Quarta-Feira Santa, o capelão foi chamado às pressas para a Irmã Maria Bernarda. Ela estava na poltrona, sentada, sem poder respirar, num martírio cruel. Confessou-se pela última vez.
- Minha filhinha - disse-lhe a Madre superiora - agora está na cruz, não é?
Bernadette abriu os braços em forma de cruz e murmurou:
- Meu Jesus! Meu Jesus! Oh! Como vos amo!
Para não perder o crucifixo, pediu que lho pregassem ao peito. Recitaram a oração dos agonizantes. Repetia todas as jaculatórias que lhe diziam ao ouvido.
Uma hora antes da morte, ficou tranquila, fitou um ponto do alto. Depois exclamou, feliz:
- Oh! Oh! Oh!
E alguns segundos depois:
-- Meu Deus, eu vos amo de todo o meu coração, de toda a minha alma, com todas as minhas forças.

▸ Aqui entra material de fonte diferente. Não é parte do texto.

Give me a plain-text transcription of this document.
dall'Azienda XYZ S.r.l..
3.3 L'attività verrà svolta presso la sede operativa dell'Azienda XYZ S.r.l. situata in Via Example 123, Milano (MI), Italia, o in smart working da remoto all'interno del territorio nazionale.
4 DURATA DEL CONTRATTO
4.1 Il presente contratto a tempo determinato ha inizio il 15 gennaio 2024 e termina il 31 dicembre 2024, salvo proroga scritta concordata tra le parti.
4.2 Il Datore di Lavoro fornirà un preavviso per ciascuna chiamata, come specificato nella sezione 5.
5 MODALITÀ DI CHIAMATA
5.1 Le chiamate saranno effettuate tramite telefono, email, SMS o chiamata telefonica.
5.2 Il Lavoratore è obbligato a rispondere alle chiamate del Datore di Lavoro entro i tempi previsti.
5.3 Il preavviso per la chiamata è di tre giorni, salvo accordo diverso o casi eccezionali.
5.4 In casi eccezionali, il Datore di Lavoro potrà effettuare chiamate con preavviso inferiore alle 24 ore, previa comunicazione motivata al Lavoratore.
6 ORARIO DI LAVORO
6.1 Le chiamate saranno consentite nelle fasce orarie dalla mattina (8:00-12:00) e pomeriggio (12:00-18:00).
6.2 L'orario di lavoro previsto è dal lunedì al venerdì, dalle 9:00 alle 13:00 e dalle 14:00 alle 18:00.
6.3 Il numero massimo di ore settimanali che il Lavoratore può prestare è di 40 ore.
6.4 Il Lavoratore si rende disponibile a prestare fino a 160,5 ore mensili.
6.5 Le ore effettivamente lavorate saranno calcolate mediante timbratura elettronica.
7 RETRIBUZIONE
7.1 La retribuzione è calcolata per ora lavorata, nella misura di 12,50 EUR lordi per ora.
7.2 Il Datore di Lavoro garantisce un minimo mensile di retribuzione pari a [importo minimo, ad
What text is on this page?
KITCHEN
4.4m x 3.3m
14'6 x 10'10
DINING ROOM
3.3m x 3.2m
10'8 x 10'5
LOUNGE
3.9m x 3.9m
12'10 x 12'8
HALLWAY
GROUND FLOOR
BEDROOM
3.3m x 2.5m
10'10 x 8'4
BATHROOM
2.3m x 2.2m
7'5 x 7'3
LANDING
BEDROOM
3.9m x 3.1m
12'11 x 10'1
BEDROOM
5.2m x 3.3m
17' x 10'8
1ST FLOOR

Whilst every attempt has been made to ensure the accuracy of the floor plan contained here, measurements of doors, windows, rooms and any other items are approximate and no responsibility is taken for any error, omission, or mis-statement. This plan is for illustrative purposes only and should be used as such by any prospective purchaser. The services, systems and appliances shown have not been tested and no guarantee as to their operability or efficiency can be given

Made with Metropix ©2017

Tomou o crucifixo, beijou-o, pediu perdão à comunidade e disse:
- Eu tenho sede!
Deram-lhe água. Apenas molhou os lábios.
Fez o sinal da cruz, aquele admirável sinal da cruz que só ela sabia fazer.
Murmurou alguns instantes depois:
- Santa Maria, Mãe de Deus, rogai por mim, pobre pecadora... pobre pecadora...
E expirou suavemente.
Eram três horas e um quarto de tarde de Quinta-Feira Santa, 16 de Abril de 1879.
Mons. Ascânio Brandão in 'Santa Bernadete, a confidente de Lourdes', Ed. Vozes, 1956, 3ª. Edição
2 comentários:
OS santos fazem-nos sempre esperar o Céu e também temer o inferno, eu que nunca acreditara no diabo e no inferno... meu Deus se Francisco tinha de rezar muitos terços para ir para o Céu e se os santos tendo vidas quase tão irrepreensíveis sofrem tanto para ir para o Céu, que como conseguimos nós alcançar o Céu? Ah, ele não se alcança, basta apenas tomar um elevador pelas mão de Jesus, é a única esperança a Sua Misericórdia, quando ninguém mais poderia acreditar em nós, Ele está lá...
Não é uma inactividade, é uma incapacidade espiritual, nada sem Ele, tudo por Ele. Quantas inutilidades encobrem o Seu brilho que quer alcançar-nos… Que Ele nos dê força para sempre querer a Sua vontade para nós.